Sempre dallo Pseudo-Sfranze, sappiamo che il Sultano avrebbe chiesto del corpo dell’imperatore, che venne riconosciuto tra i cumuli di morti solo per le aquile dorate presenti sugli schinieri e sulle scarpe dell’imperatore.
Come l’ultimo imperatore sia morto esattamente, tuttavia, non è chiaro.
Moltissime delle fonti riportano che sicuramente la testa dell’imperatore fu spiccata dal corpo, ma queste sono discordanti tra loro nel riportare se ciò sia successo durante il combattimento, o quando l’imperatore era già morto.
Isidoro di Kiev riporta che la testa di Costantino, una volta trovato il corpo, fu consegnata a Maometto, che la riportò come trofeo ad Adrianopoli. Un simile resoconto è riportato da Benvenuto di Ancona, che sostiene che la testa di Costantino fu tagliata dal cadavere, infilzata su una lancia e portata al Sultano.
Secondo il diario del cosiddetto “giannizzero polacco” (in realtà un uomo del contingente serbo del Sultano), Costantino sarebbe stato decapitato in combattimento da un giannizzero, che avrebbe portato la testa a Maometto II, ricevendo per questo una ricompensa dal Sultano.

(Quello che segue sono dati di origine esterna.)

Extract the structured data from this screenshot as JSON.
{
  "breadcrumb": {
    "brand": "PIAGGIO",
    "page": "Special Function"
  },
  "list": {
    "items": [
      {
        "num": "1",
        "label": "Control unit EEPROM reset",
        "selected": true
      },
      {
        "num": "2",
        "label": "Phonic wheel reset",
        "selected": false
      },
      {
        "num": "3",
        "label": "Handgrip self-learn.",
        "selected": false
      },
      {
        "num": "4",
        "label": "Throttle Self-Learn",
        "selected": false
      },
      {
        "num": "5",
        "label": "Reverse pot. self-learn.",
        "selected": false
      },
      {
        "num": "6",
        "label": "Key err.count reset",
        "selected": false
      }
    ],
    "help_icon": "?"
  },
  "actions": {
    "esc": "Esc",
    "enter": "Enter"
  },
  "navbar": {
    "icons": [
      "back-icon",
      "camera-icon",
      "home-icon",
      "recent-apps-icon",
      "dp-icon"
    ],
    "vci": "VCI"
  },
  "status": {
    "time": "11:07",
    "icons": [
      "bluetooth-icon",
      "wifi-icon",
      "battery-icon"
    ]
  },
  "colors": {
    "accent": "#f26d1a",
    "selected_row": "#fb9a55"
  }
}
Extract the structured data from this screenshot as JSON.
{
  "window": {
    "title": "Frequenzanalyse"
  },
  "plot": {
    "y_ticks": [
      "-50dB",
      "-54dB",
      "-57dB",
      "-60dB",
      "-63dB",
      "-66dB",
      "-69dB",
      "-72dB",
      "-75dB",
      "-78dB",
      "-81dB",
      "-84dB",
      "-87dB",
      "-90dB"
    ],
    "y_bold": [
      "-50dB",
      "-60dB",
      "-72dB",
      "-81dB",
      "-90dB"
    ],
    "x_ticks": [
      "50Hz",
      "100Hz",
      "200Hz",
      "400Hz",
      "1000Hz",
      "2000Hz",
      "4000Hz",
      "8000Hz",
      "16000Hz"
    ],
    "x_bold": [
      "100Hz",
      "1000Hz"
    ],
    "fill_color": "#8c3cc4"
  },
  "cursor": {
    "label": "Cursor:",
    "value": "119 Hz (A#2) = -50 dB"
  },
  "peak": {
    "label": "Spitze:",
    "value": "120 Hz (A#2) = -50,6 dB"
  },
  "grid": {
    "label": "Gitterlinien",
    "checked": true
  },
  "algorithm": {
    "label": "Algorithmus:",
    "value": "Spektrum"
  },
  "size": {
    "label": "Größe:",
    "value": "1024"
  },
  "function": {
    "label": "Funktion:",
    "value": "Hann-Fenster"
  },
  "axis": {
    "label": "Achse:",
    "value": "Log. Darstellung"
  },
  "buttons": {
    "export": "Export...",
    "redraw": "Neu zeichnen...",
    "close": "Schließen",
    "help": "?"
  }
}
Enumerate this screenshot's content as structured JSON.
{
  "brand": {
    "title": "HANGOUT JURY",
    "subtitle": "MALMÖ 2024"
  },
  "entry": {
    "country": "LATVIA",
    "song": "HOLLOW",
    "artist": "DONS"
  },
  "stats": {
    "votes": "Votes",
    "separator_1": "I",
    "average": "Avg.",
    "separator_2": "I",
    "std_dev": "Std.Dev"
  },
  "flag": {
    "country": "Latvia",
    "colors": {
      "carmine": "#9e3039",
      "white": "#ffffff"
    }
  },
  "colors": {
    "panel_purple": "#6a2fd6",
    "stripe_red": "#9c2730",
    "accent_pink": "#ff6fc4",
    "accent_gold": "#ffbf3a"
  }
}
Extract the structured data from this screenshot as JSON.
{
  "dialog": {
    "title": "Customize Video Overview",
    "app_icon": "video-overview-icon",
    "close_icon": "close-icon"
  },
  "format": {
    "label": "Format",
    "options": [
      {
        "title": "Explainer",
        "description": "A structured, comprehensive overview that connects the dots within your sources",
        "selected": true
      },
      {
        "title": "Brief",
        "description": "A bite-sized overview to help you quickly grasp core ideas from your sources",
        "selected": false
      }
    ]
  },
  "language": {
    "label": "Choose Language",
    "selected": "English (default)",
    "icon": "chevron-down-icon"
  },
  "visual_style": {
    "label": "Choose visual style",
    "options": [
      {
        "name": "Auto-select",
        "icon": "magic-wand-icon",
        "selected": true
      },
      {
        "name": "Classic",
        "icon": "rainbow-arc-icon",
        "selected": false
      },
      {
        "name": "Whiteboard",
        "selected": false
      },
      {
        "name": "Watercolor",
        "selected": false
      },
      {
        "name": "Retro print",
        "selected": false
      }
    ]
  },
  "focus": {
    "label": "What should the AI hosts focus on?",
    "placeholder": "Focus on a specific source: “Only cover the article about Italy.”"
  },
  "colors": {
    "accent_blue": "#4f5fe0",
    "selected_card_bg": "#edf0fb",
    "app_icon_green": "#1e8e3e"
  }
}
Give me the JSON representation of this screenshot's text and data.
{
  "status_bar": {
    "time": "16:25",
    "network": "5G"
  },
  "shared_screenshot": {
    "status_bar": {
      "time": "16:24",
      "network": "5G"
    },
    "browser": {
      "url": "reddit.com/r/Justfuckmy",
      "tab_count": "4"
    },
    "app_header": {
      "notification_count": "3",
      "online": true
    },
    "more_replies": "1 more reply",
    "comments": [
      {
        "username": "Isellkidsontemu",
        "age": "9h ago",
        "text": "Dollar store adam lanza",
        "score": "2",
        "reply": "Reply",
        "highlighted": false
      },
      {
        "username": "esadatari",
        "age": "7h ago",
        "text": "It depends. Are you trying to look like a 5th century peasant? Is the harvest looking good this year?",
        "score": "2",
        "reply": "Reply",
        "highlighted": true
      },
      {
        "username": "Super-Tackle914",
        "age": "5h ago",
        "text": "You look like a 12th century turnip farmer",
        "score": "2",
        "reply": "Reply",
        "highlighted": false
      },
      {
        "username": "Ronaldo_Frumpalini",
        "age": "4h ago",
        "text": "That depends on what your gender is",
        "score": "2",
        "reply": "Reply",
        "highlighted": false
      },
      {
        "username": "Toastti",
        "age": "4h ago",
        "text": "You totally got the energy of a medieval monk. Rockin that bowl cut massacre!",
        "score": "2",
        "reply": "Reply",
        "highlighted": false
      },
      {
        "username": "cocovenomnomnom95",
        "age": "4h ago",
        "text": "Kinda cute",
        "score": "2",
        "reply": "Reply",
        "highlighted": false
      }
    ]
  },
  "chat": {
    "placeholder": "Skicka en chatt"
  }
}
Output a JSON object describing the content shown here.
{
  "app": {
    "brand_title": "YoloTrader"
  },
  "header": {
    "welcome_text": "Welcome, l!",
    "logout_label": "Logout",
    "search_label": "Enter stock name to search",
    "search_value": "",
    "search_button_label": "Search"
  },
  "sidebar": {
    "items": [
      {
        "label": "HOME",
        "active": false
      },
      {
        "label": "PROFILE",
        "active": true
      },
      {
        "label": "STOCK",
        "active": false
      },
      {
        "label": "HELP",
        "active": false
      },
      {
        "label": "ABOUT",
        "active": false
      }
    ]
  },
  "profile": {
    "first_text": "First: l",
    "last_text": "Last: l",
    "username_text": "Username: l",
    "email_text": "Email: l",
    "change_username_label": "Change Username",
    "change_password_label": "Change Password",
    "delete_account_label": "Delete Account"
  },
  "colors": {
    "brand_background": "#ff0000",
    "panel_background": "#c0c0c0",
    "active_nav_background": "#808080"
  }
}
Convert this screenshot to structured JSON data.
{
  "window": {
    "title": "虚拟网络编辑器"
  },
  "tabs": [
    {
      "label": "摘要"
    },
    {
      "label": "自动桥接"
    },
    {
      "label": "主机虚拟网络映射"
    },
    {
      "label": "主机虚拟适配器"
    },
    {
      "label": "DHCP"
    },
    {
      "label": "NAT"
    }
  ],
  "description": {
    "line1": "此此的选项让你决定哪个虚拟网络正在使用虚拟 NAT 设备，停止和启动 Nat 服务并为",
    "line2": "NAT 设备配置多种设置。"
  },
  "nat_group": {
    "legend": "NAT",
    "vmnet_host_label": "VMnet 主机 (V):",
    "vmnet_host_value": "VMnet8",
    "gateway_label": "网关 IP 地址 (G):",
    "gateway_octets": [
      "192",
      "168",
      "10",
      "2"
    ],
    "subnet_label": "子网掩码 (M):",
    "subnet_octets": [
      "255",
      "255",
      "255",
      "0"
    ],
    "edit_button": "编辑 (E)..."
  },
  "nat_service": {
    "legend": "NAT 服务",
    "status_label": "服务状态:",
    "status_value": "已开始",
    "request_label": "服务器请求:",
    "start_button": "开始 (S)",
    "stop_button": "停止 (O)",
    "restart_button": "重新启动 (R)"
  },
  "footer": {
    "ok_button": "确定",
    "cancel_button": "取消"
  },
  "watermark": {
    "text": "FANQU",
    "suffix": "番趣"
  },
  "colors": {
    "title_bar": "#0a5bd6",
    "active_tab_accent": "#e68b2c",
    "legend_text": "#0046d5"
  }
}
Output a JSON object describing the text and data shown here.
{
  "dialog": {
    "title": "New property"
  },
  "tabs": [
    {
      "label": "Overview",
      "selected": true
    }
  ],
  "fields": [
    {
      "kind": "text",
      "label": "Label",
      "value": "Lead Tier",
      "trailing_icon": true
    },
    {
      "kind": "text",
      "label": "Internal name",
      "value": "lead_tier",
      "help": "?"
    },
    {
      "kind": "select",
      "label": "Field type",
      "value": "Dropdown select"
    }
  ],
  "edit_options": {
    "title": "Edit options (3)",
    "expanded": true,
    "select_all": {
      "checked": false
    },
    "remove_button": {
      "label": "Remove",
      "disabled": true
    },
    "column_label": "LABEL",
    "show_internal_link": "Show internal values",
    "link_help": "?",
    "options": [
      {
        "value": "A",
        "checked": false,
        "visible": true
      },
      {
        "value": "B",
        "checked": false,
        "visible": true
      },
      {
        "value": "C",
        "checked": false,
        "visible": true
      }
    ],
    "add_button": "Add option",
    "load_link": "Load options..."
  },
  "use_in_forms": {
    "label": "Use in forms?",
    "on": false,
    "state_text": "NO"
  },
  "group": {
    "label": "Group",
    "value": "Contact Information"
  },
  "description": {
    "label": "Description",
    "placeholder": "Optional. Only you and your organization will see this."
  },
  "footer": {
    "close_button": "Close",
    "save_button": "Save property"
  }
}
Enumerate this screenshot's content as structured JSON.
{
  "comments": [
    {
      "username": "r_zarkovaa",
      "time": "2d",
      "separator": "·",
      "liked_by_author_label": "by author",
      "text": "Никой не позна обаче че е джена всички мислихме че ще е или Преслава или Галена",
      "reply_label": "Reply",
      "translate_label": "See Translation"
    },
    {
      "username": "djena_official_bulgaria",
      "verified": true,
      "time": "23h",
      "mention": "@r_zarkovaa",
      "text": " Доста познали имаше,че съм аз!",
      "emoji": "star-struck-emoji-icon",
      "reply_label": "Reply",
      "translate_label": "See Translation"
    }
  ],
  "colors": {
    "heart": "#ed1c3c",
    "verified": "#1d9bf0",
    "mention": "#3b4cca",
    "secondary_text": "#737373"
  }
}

Anche secondo Tursun Beg e Ibn Kemal, a Costantino sarebbe stata mozzata la testa durante il combattimento, ma senza che i Turchi si rendessero conto di chi fosse.
Dalla lettura delle fonti, è unanime che Costantino XI sia morto in combattimento, quasi sicuramente nei pressi di Porta San Romano, dopo che nessuno dei suoi se l’era sentito di ucciderlo, come aveva implorato. È inoltre molto probabile che sia riuscito effettivamente a organizzare intorno alla sua persona un’ultima, disperata resistenza, e che questa sia stata sopraffatta dopo due o tre assalti dei Turchi.
È anche quasi certo che il dettaglio della sua testa mozzata, presentata a Maometto II, sia veritiero. L’ipotesi più probabile è che il corpo sia stato decapitato dopo la morte.

Un dubbio destinaro a rimanere tale
Una risposta chiara e definitiva sulle ferite mortali di Giustiniani e sulla morte di Costantino XI è quasi impossibile da ottenere.
Gran parte del fascino generato dagli ultimi due difensori di Costantinopoli deriva molto probabilmente proprio da quest’alone di dubbio e incertezza (mistero, se vogliamo) che avvolge le due figure.
Tuttavia, se Giustiniani è ricordato, forse ingiustamente, in modo ambiguo e contraddittorio per aver abbandonato il suo posto, o per essere stato costretto a farlo, Costantino XI è rimasto in modo molto più chiaro e limpido nella memoria dei posteri.
Costantino XI, figura drammatica e allo stesso tempo imponente, non può non esercitare in noi contemporanei fascino e ammirazione. Un uomo che, portando sulle spalle la responsabilità consapevole e l’eredità di duemila anni di Storia romana, è morto onorando tale eredità e lasciando alla Storia il ricordo eroico dell’impero romano e del suo ultimo imperatore.